About 10% of people experience an episode of kidney stones in their lifetime, and about 70% of these people experience recurrence.
About 80% of kidney stones contain calcium, and of these about 80% are calcium oxalate, either in pure form or in combination with calcium phosphate. We can therefore state that in most cases (about 65%) kidney stones are formed by important concentrations of calcium oxalate. Knowing its metabolism is therefore important to prevent the onset of nephrolithiasis and any relapses.
, a compound that occurs in needle-like crystals, known in botany as rafidi. In plants, these needles, pointed at the ends and enclosed in vacuoles, represent a defense mechanism against herbivores; plants such as Rhubarb, Altea, Dieffenbachia and Parsnip are particularly rich in it. As far as food sources are concerned, in addition to rhubarb (leaves), spinach, tea leaves, kiwi and beetroot are remembered: presence of these microscopic crystals is responsible for the intense burning sensation in the mouth and throat that some people experience after ingesting these foods. In high doses, calcium oxalate represents a real poison for the human organism, triggering severe digestive system disorders and breathing difficulties up to coma.
The "calcium oxalate present in the" organism derives both from the direct contribution of plants that are rich in it, and from the salification of dietary calcium with the oxalic acid contained in food, and from endogenous production (for example starting from vitamin C) . For this reason, in addition to removing calcium from the body, frequent ingestion of foods rich in oxalic acid can favor the onset of kidney stones in predisposed subjects.
what behavioral factors. The latter can be corrected to prevent their onset at various levels.Of all these risk factors for calcium oxalate stones, hypercalciuria is the most common, although its origins are not clearly identifiable in many patients, where the adjective "idiopathic" is forged.
dark green leaf (spinach, chard, rocket)
1) Increase the intake of fluids in order to stimulate frequent diuresis with clear urine: in this way the urine will be less concentrated, and calcium and oxalate more diluted, therefore less likely to precipitate;
2) Limit the intake of foods rich in animal proteins, especially purines (seafood, anchovies, sardines in oil, herring, caviar, offal, meat extracts, meat broth, game, dips, meats and fish fat), avoiding high-protein, ketogenic or low-carb diets. The ingestion of animal proteins increases the urinary excretion of calcium and uric acid, the latter can favor the formation of uric acid and calcium oxalate stones
3) Limit the consumption of foods rich in oxalates: see table on the side, and possibly associate them with sources rich in calcium (eg spinach + grated cheese) as a useful strategy to limit the absorption of oxalates; moreover, increase the intake of liquids for their dilution
4) Reduce the sodium intake to less than 2-3 grams per day: prefer food products without added salt; cook food with a little salt, possibly replacing it with spices; if necessary, replace traditional salt with low-sodium one; read the food labels, avoiding those that contain more than 250 mg of sodium per 100 grams of product
5) Avoid megadoses of vitamin C, which could increase the concentration of oxalates in the urine: a "possible integration will be carried out at dosages of less than 1000 mg per day
6) Dietary calcium restriction is not necessary to prevent calcium oxalate stone formation; the dietary intake of the mineral should be around one gram per day to avoid possible deficiencies, which would lead to an increased absorption of oxalates during digestion; do not abuse supplements that contain vitamin D and calcium, even if some studies show that - a despite what has been believed in the past - they can protect against kidney stones ..

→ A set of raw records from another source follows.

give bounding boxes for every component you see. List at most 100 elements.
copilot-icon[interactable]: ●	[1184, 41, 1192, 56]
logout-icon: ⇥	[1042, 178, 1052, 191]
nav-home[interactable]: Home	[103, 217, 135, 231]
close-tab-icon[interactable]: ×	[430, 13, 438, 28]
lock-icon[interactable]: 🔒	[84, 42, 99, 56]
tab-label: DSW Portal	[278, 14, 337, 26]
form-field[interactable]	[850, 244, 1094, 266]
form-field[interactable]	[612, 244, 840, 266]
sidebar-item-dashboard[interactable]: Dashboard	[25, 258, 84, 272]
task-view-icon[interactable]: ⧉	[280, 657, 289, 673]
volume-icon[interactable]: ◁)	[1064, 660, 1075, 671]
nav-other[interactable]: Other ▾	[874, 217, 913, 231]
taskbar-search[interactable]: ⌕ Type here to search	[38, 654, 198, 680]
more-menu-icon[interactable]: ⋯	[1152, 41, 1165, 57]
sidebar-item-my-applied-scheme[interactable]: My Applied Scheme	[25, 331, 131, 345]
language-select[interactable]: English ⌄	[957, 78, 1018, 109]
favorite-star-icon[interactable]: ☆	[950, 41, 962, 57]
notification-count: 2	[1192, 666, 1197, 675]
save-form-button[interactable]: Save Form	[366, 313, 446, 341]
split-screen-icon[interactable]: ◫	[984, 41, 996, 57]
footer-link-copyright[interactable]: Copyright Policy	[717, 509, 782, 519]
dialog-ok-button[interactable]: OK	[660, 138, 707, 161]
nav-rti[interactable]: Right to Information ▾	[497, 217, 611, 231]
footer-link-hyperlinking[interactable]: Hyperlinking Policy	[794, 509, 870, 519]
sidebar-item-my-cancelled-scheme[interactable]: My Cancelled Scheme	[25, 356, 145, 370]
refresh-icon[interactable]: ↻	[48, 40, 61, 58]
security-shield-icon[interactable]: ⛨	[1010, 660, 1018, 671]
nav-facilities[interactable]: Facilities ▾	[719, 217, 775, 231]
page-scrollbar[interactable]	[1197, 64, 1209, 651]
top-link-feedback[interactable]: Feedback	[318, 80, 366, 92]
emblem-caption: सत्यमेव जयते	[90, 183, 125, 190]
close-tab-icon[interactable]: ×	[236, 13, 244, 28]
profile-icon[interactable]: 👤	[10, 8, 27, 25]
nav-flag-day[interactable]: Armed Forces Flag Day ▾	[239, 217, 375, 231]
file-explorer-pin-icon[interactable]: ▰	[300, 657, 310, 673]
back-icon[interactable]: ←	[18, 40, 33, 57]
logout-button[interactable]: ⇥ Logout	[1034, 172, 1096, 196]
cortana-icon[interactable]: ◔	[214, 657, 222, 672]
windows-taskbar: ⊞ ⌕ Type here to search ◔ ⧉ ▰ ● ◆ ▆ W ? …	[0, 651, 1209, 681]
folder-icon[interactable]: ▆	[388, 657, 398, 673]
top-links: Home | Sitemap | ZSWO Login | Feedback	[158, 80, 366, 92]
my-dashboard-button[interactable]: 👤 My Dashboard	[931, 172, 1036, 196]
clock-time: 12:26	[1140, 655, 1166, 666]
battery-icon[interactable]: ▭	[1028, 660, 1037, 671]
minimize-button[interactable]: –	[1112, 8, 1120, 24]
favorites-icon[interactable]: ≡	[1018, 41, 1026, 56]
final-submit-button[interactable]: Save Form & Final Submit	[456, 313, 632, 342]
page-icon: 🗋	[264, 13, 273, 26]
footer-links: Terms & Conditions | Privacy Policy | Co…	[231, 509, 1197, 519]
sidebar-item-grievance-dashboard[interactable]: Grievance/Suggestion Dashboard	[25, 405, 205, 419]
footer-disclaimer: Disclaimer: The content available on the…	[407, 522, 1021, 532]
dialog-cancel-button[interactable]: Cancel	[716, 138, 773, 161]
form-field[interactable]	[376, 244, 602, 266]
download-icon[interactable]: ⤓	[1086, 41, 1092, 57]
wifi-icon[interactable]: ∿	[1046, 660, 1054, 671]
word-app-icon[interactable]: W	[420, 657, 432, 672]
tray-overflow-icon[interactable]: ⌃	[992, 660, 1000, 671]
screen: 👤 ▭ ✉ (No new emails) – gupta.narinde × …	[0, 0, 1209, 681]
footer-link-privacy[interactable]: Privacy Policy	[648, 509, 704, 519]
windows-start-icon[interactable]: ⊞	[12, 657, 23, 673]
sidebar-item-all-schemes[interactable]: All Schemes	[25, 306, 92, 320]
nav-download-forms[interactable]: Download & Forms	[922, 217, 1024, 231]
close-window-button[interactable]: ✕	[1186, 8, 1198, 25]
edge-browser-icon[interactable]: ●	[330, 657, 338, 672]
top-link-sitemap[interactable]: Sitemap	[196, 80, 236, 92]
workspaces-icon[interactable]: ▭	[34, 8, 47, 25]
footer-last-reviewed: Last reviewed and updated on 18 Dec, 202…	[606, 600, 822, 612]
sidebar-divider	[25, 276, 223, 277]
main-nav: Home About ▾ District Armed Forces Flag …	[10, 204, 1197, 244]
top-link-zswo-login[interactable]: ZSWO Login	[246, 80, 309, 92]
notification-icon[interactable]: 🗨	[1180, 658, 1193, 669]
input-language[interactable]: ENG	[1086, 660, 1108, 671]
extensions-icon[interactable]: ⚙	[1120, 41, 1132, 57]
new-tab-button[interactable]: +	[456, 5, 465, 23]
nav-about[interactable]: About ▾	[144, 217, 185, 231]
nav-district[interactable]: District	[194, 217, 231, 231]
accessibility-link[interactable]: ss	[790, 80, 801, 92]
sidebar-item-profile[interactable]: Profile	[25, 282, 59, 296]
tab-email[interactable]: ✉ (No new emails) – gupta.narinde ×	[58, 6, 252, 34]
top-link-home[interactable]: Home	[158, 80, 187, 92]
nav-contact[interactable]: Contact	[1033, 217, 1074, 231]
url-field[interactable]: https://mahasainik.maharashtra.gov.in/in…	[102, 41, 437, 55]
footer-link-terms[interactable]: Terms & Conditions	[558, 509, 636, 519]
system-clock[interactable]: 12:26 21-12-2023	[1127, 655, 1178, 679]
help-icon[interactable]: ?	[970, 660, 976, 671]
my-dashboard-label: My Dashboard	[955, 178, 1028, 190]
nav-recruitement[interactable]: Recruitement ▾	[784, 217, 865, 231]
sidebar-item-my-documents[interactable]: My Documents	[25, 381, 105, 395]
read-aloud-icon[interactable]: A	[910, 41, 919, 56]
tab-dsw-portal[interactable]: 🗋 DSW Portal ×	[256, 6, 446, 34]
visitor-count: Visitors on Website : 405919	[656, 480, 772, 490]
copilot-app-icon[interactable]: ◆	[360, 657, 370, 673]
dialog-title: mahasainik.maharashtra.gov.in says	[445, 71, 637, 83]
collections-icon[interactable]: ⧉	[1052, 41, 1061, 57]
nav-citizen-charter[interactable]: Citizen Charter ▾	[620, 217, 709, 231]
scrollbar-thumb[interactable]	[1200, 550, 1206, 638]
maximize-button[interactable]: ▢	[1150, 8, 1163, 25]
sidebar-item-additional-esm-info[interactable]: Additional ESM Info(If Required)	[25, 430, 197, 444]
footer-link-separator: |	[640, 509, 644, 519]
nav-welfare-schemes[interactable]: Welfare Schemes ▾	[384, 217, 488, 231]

7) Consume foods rich in citric acid, such as citrus fruits and lemon juice, which tend to alkalize the urine by preventing the formation of uric acid stones and calcium oxalates.
thiazides (eg hydrochlorothiazide, chlorthalidone and indapamide): they have been shown to be useful in reducing calcium and the onset of nephrolithiasis. Furthermore, these drugs induce a positive balance of calcium, consequently promoting the increase in bone mineral density. Dietary sodium restriction is indicated during therapy, while the potassium intake should be increased to avoid hypokalemia, which at in turn can lead to hypocitraturia. The usual starting dose is 12.5-25 mg of chlorthalidone or hydrochlorothiazide. Most patients should receive potassium citrate supplementation. Potassium-sparing diuretics such as amiloride may help avoid hypokalaemia, but triamterene should be avoided due to its low solubility.